I wasn't going to find peace, answers, or a job in the few days I had to run away. I needed to go far away to the silence where all ruckus and distraction were killed off. I needed to go with the purpose of being obedient to seek the voice of God so I could be made a useful pot for His good work again.
I was so damaged, filled with self-doubt, angry at situations I had no control over, dwelling on the what-if's, shoulda-coulda-woulda's & the ex. What the hell have I done?! AGAIN!!! Same story. I ruin a good thing because I want everything my way and I allow Satan's demons to oppress me to the point of immobility. Then, my inaction and failures are projected on those around me as though THEY have to do something to make me the person I know I am destined to become.
This is MY path, not THEIRS. Little Red Hen, gather your own wheat, grind your own flour, bake your own loaf, then share in the blessings with those that are still there after you are done doing the will of God. You don't need THEIR help. It's God who wants the acknowledgement and the glory for all the marvelous things you are going to do. If you lean on them, THEY will be able to take pride in your accomplishments because they assisted you. God is your only helper. God is your only healer. God is your only. Yes and Amen.
We came home from Oregon tired, mosquito-eaten, sticky and oh-so-happy. I had been able to hike through the gorgeous PNW coastal trails with my two favorite human beans (Roald Dahl is our current bedtime author of choice). I interacted with my four-year-old as I haven't his entire life. So distracted by the THINGS I was being told I must do to make his life better, I forgot to enjoy him fully. I remembered on this trip that it is not up to the people around us to pave our road. We are all created with the voice of God inside of us.
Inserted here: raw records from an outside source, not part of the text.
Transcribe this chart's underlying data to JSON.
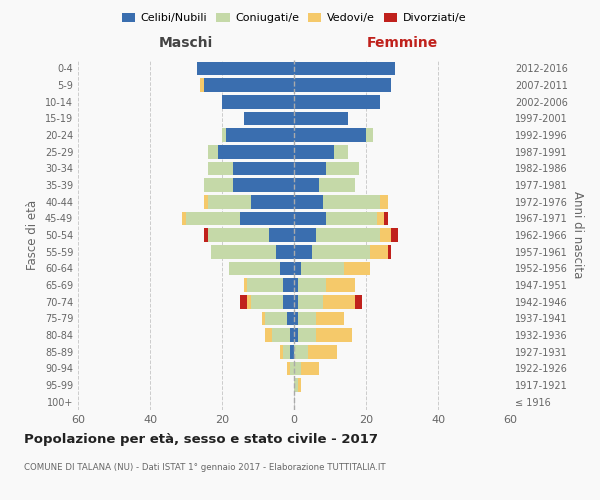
{
  "age_groups": [
    "100+",
    "95-99",
    "90-94",
    "85-89",
    "80-84",
    "75-79",
    "70-74",
    "65-69",
    "60-64",
    "55-59",
    "50-54",
    "45-49",
    "40-44",
    "35-39",
    "30-34",
    "25-29",
    "20-24",
    "15-19",
    "10-14",
    "5-9",
    "0-4"
  ],
  "birth_years": [
    "≤ 1916",
    "1917-1921",
    "1922-1926",
    "1927-1931",
    "1932-1936",
    "1937-1941",
    "1942-1946",
    "1947-1951",
    "1952-1956",
    "1957-1961",
    "1962-1966",
    "1967-1971",
    "1972-1976",
    "1977-1981",
    "1982-1986",
    "1987-1991",
    "1992-1996",
    "1997-2001",
    "2002-2006",
    "2007-2011",
    "2012-2016"
  ],
  "maschi": {
    "celibi": [
      0,
      0,
      0,
      1,
      1,
      2,
      3,
      3,
      4,
      5,
      7,
      15,
      12,
      17,
      17,
      21,
      19,
      14,
      20,
      25,
      27
    ],
    "coniugati": [
      0,
      0,
      1,
      2,
      5,
      6,
      9,
      10,
      14,
      18,
      17,
      15,
      12,
      8,
      7,
      3,
      1,
      0,
      0,
      0,
      0
    ],
    "vedovi": [
      0,
      0,
      1,
      1,
      2,
      1,
      1,
      1,
      0,
      0,
      0,
      1,
      1,
      0,
      0,
      0,
      0,
      0,
      0,
      1,
      0
    ],
    "divorziati": [
      0,
      0,
      0,
      0,
      0,
      0,
      2,
      0,
      0,
      0,
      1,
      0,
      0,
      0,
      0,
      0,
      0,
      0,
      0,
      0,
      0
    ]
  },
  "femmine": {
    "nubili": [
      0,
      0,
      0,
      0,
      1,
      1,
      1,
      1,
      2,
      5,
      6,
      9,
      8,
      7,
      9,
      11,
      20,
      15,
      24,
      27,
      28
    ],
    "coniugate": [
      0,
      1,
      2,
      4,
      5,
      5,
      7,
      8,
      12,
      16,
      18,
      14,
      16,
      10,
      9,
      4,
      2,
      0,
      0,
      0,
      0
    ],
    "vedove": [
      0,
      1,
      5,
      8,
      10,
      8,
      9,
      8,
      7,
      5,
      3,
      2,
      2,
      0,
      0,
      0,
      0,
      0,
      0,
      0,
      0
    ],
    "divorziate": [
      0,
      0,
      0,
      0,
      0,
      0,
      2,
      0,
      0,
      1,
      2,
      1,
      0,
      0,
      0,
      0,
      0,
      0,
      0,
      0,
      0
    ]
  },
  "colors": {
    "celibi": "#3a6eaf",
    "coniugati": "#c5d9a8",
    "vedovi": "#f5c96a",
    "divorziati": "#c0211c"
  },
  "legend_labels": [
    "Celibi/Nubili",
    "Coniugati/e",
    "Vedovi/e",
    "Divorziati/e"
  ],
  "xlim": 60,
  "title": "Popolazione per età, sesso e stato civile - 2017",
  "subtitle": "COMUNE DI TALANA (NU) - Dati ISTAT 1° gennaio 2017 - Elaborazione TUTTITALIA.IT",
  "ylabel_left": "Fasce di età",
  "ylabel_right": "Anni di nascita",
  "xlabel_left": "Maschi",
  "xlabel_right": "Femmine",
  "maschi_color": "#444444",
  "femmine_color": "#c0211c",
  "bg_color": "#f9f9f9",
  "grid_color": "#cccccc"
}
You may call this intuition, instinct, subconscious or "just a feeling". I KNOW it is the voice of my creator, the creator of all things. I KNOW that the same voice that steers me away from trouble and toward opportunities is the same voice that tells the trees to breath for us. It's the same voice that tells the animals to migrate. It's the same voice that tells the cells in a zygote what piece of tissue they are to become. And that voice talks to me! It tells me the best course of action! It wants the best for me and wants to bless me with more than I can fathom!
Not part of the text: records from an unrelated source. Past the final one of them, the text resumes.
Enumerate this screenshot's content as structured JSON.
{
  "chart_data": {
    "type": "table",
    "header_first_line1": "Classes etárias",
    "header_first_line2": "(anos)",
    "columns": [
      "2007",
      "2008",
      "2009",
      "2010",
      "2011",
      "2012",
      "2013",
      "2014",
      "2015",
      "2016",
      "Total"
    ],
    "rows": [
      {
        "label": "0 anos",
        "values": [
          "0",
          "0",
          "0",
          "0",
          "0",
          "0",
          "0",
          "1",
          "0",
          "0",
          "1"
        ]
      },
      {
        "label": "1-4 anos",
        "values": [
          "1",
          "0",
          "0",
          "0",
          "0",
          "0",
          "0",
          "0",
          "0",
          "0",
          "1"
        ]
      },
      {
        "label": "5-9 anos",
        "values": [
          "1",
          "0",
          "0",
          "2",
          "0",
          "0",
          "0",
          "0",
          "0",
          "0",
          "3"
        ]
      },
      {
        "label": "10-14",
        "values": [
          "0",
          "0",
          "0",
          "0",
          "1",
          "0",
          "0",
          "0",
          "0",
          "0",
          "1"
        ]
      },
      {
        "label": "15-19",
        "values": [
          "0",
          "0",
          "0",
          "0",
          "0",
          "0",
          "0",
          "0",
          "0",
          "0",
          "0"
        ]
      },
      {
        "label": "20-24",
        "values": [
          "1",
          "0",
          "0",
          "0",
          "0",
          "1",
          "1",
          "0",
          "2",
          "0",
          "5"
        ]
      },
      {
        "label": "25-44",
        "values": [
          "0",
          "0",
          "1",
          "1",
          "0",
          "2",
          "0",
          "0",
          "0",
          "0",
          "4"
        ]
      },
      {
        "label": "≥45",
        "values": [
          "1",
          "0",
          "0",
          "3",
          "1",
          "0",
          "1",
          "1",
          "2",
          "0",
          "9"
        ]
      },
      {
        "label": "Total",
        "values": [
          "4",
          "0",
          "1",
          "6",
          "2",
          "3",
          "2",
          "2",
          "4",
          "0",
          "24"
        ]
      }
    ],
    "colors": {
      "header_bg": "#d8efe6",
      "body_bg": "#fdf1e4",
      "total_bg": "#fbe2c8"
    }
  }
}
Guess what? It wants the same for you, too. Realizing that I am a princess, a daughter of the creator of the universe did not make me feel egotistical. I didn't feel crazy. I didn't feel unworthy. You want to know how I feel right now?
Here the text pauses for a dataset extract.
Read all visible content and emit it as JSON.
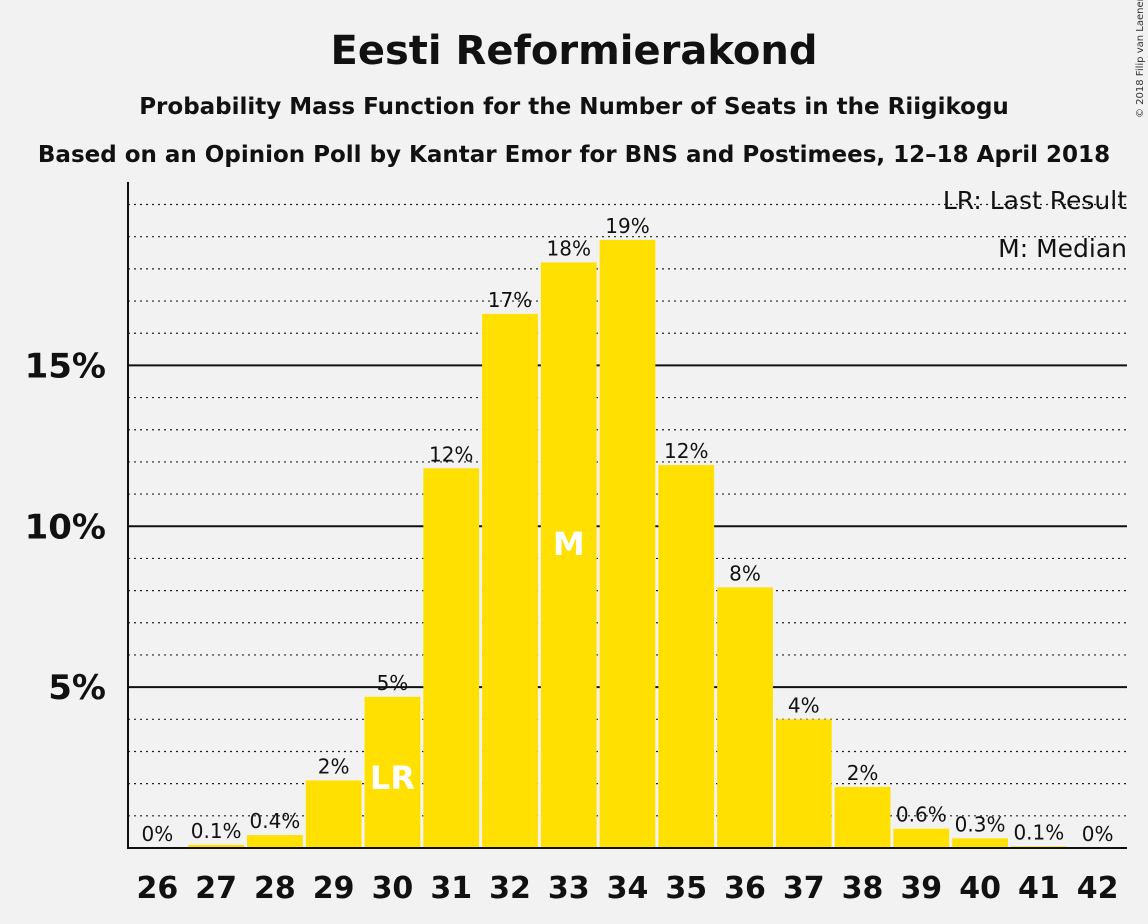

I feel energized, peaceful, hopeful, strong, UNBEATABLE, powerful, omniscient, impressed with a new sense of purpose I still don't fully grasp; I feel like I don't care what any of you other farm animals are doing, but this little red hen is going to plant, sow, water, tend, reap, grind, bake and enjoy this BREAD OF LIFE. You are welcome to hang out with me. If you know more about one of these steps than I do, I welcome your wise counsel. If you are curious how to start, I would love to help where I can. But don't you dare try and tell me I'm doing something wrong. Don't stand there and tell me it's not good enough. Don't watch and gossip and whisper while I work my fingers to the bone through sweat and tears. You want to stand on the sidelines, you are welcome to as long as you are either silent or cheering. If you are going to try and put a negative spin on how MY GOD is leading me, you are welcome to get lost and come back with a humble apology. I'm running to my blessing. My God has shown it to me and it will be mine, in the way I want it, and it will be better than I could have imagined.
You want this? You want what I found? You have it. It's been there the entire time. Just put out your hand and accept it.